19:46 - I am trying to say that an archive is painful again. What have I collected and what have I displaced. I am eating the hands of the clock I am waiting for some kind of surface to give. 19:47 - Coming back to the same spot I notice nothing is different so many years later I am using the same words to describe the same feelings. I am questioning whether people still experience talking to me as talking to an object in that I do not respond I only absorb. 19:48 - I am trying my best to respond without retaliating. I am keeping a burning secret that is destroying my buoyancy. I am feeling sinking feelings every few seconds the earth opens up and lets me in a little. What else is there to think of I can only think of myself and when I think of myself I think through pain. 19:49 - I am drawn deeply to my solitude I am drawn deeply to my writing and work. I am interrupted by the work of others, that is, the work of money, the work of the house, the work of partnership, when did I collect all of these strings, how can I set them down for a moment, I haven't taken a breath 19:50 - for longer than I can hold. A tremble in my body as my friend holds my arm in her sleep. Guilt [?] or fear [?] or what. Interpretations confuse me I only want to live moment to moment. I cannot believe it 19:51 - when I am not seen for who I am or understood for who I am because I am instead perceived as who I am vs. who I was. I was never anything I am not!
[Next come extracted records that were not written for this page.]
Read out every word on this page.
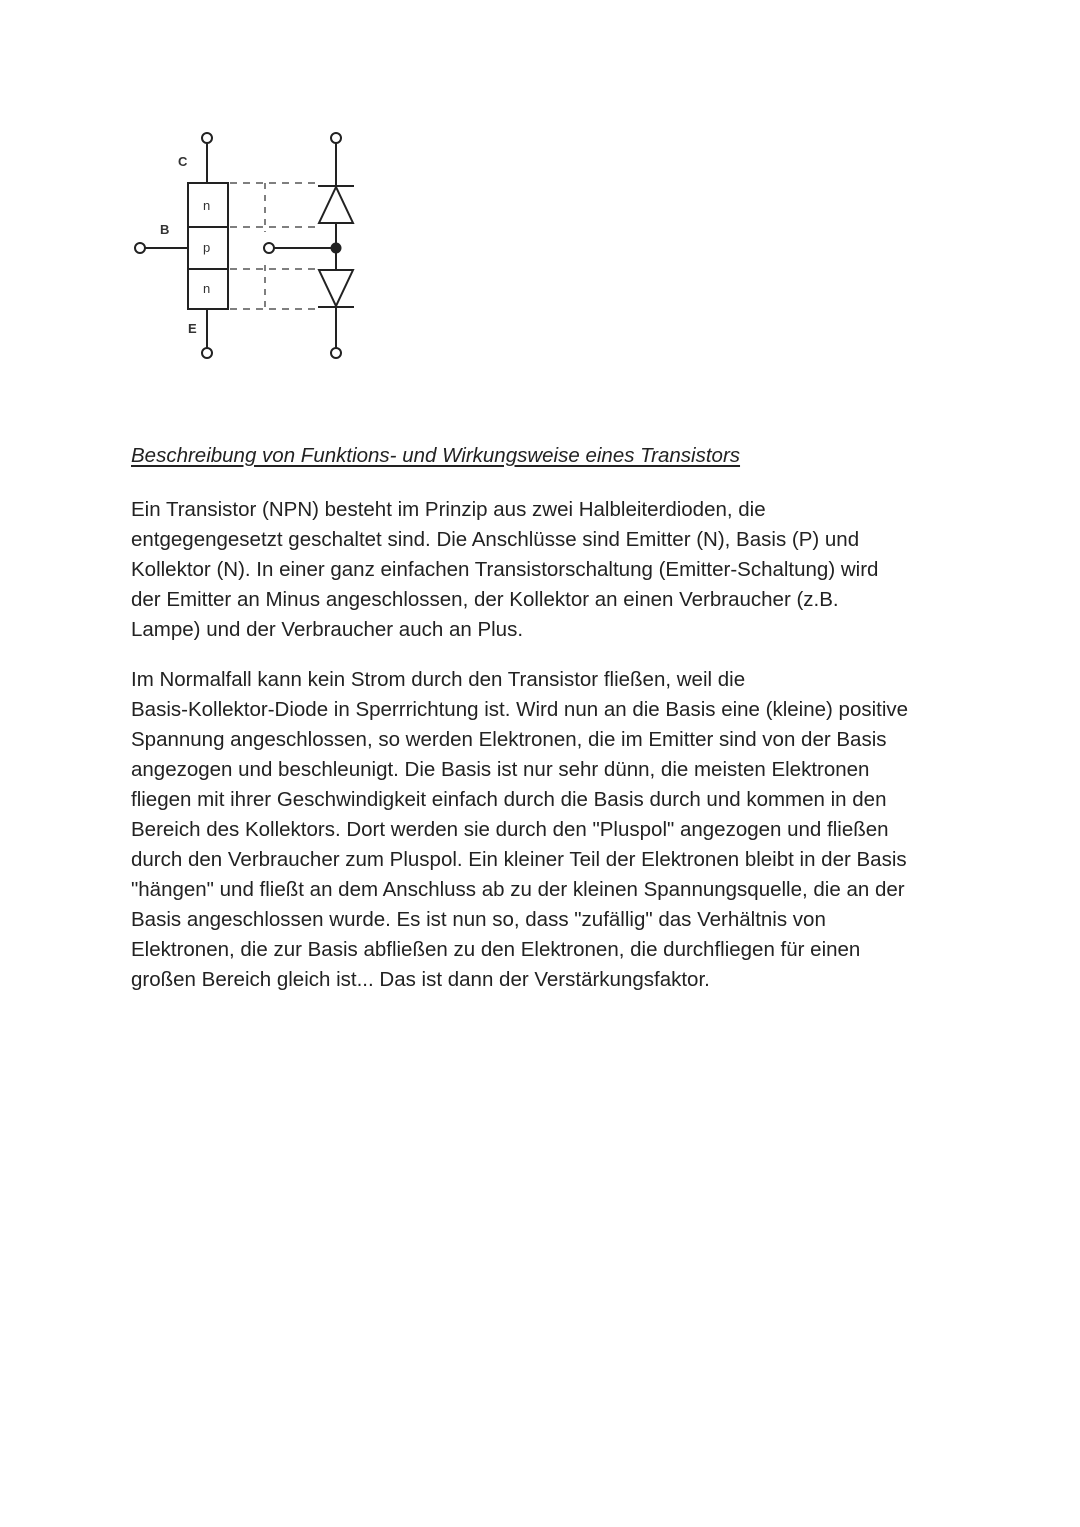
C
B
E
n
p
n
Beschreibung von Funktions- und Wirkungsweise eines Transistors

Ein Transistor (NPN) besteht im Prinzip aus zwei Halbleiterdioden, die
entgegengesetzt geschaltet sind. Die Anschlüsse sind Emitter (N), Basis (P) und
Kollektor (N). In einer ganz einfachen Transistorschaltung (Emitter-Schaltung) wird
der Emitter an Minus angeschlossen, der Kollektor an einen Verbraucher (z.B.
Lampe) und der Verbraucher auch an Plus.

Im Normalfall kann kein Strom durch den Transistor fließen, weil die
Basis-Kollektor-Diode in Sperrrichtung ist. Wird nun an die Basis eine (kleine) positive
Spannung angeschlossen, so werden Elektronen, die im Emitter sind von der Basis
angezogen und beschleunigt. Die Basis ist nur sehr dünn, die meisten Elektronen
fliegen mit ihrer Geschwindigkeit einfach durch die Basis durch und kommen in den
Bereich des Kollektors. Dort werden sie durch den "Pluspol" angezogen und fließen
durch den Verbraucher zum Pluspol. Ein kleiner Teil der Elektronen bleibt in der Basis
"hängen" und fließt an dem Anschluss ab zu der kleinen Spannungsquelle, die an der
Basis angeschlossen wurde. Es ist nun so, dass "zufällig" das Verhältnis von
Elektronen, die zur Basis abfließen zu den Elektronen, die durchfliegen für einen
großen Bereich gleich ist... Das ist dann der Verstärkungsfaktor.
And yet I am different each day. Can you love me nevertheless. Can you love me nonetheless. Can you love me forever and ever. 19:52 - Twilight hours. Strange bird calls. Cicada swarms. Crunch of leaves. I did it, I bared myself, I brushed my teeth. I bent up and down and up and down and up and down. 19:53 - Tiredness overtook me. Why is it so quiet suddenly. What if they were to kiss. I wouldn't mind, I really wouldn't, just keep me out of it please. I am so sick of my sickness.
3PARTYPOEM
Button's got their goddamn arms flung across the dancing farm they are painting candyfloss
stealing "wives" from "grooms". The fuck's that smell in the restroom, man -- a line cut's a line dispelled --
but Button said Not again Not again. Yet here we are, A-G-A-I-N, F's got her one arm debt-
ed to their carriage thru troubled waters then Button mutters absolute Garbage Nonsense
and tries to kiss her. Cut it out Button I told you not like this, I'm a lesbian I want bliss, F moos
like a sow into Button's long ears. I'm a woman too Button laughs and wags their tail, how could you
understand with your limited views F. I'll drop you home and I'll block you Button, you slop
you mess. Button take a guess, miss the bell, proclaim they've kissed more girls than any "man", hell,
they've kissed more "men" than any "man". Hit me with yr best shot Button says. I'll part the Caspian Sea
with my puny wings. F kisses Button's salty cheek. Head of Button spins record-like makes creaky
sounds it hurts, It Hurts, what hurts, Button, O says, tell me. Everyfuckingthing. O knows better than to play
this game. Turns the camera off puts a tight lid on the nightpot. Gives Button's ass a right slap, yawns,
burrows deep. You stink, my love, you smell like shit, O whispers, drooling spit
into Button's gaping mouth. Further south sticky hot you're the best I got Button. O o O but you're the best I got.